Esclarece que “a defesa foi apresentada e a decisão foi reformada para aprovar as contas apresentadas, (…).”

Obtempera que “além de não constar qualquer prova, por mais frágil que fosse do comprovante de entrega do parecer aos senhores vereadores, não consta do processo administrativo que ensejou à rejeição das contas do autor as atasdas supostas reuniões realizadas pela Comissão de Finanças, Orçamento e Economia, registrando sumário do que foi discutido e ocorrido, hora e local da reunião, os vereadores presentes e os ausentes, esses últimos com as respectivas justificativas, referências sucintas aos relatórios lidos e aos debates, relação de matérias distribuídas e o nome do respectivo relator e se essas teriam sido lidas e aprovadas com ou sem ressalvas, levando a simples conclusão que essas não existem pelo simples fato de que as reuniões não foram realizadas.” (fls. 12/13, razões).

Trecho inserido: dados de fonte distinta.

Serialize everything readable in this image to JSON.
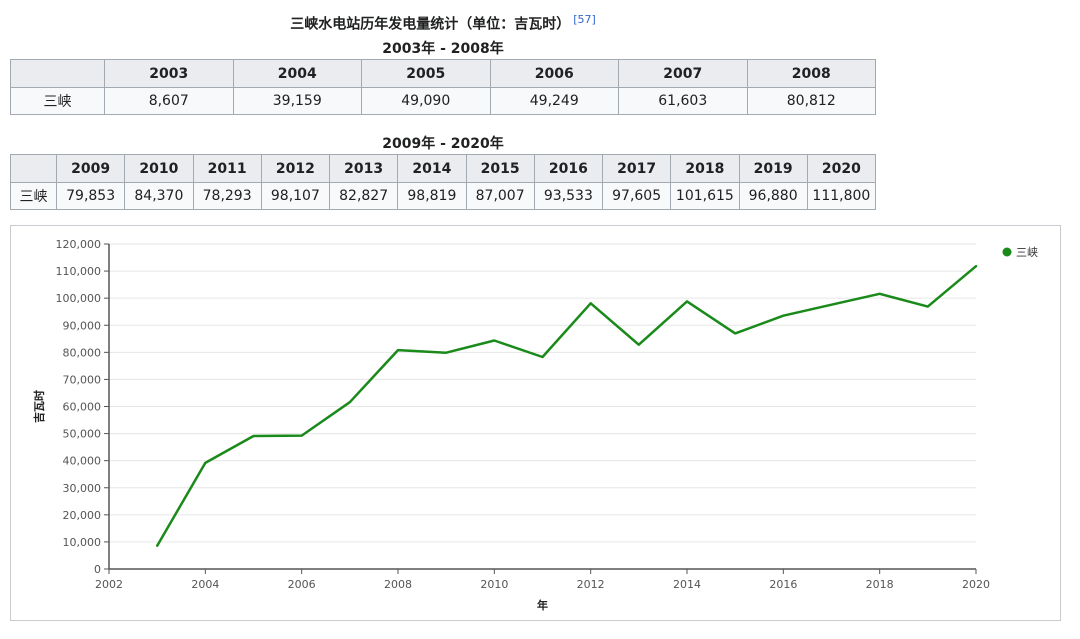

Pondera, ainda, que “quando no motivo utilizado pelo poder Legislativo, como razão de decidir, for desprovido de qualquer fundamentação técnico-jurídico, conforme no presente caso, o Poder Judiciário pode fazer o seu reenquadramento e considerá-lo equivocado ou antijurídico, qualificando-o de forma diferente, (…).” (fl. 15, razões).

Entende que “cabia ao agravado trazer a fundamentação e os fundamentos que levaram ao motivo pelo qual se decidiu, sustentando quais elementos objetivos subsidiaram o alegado no Projeto de Decreto Legislativo nº 002/2018 e na Resolução nº 06/2018 para que o agravante pudesse exercer sua ampla defesa e contraditório, não bastando, para tanto, apenas a referência de que seria julgada a prestação de contas relativa ao exercício de 2013 e sua posterior rejeição, sem qualquer a motivação e fundamentação a ensejar a rejeição das contas.”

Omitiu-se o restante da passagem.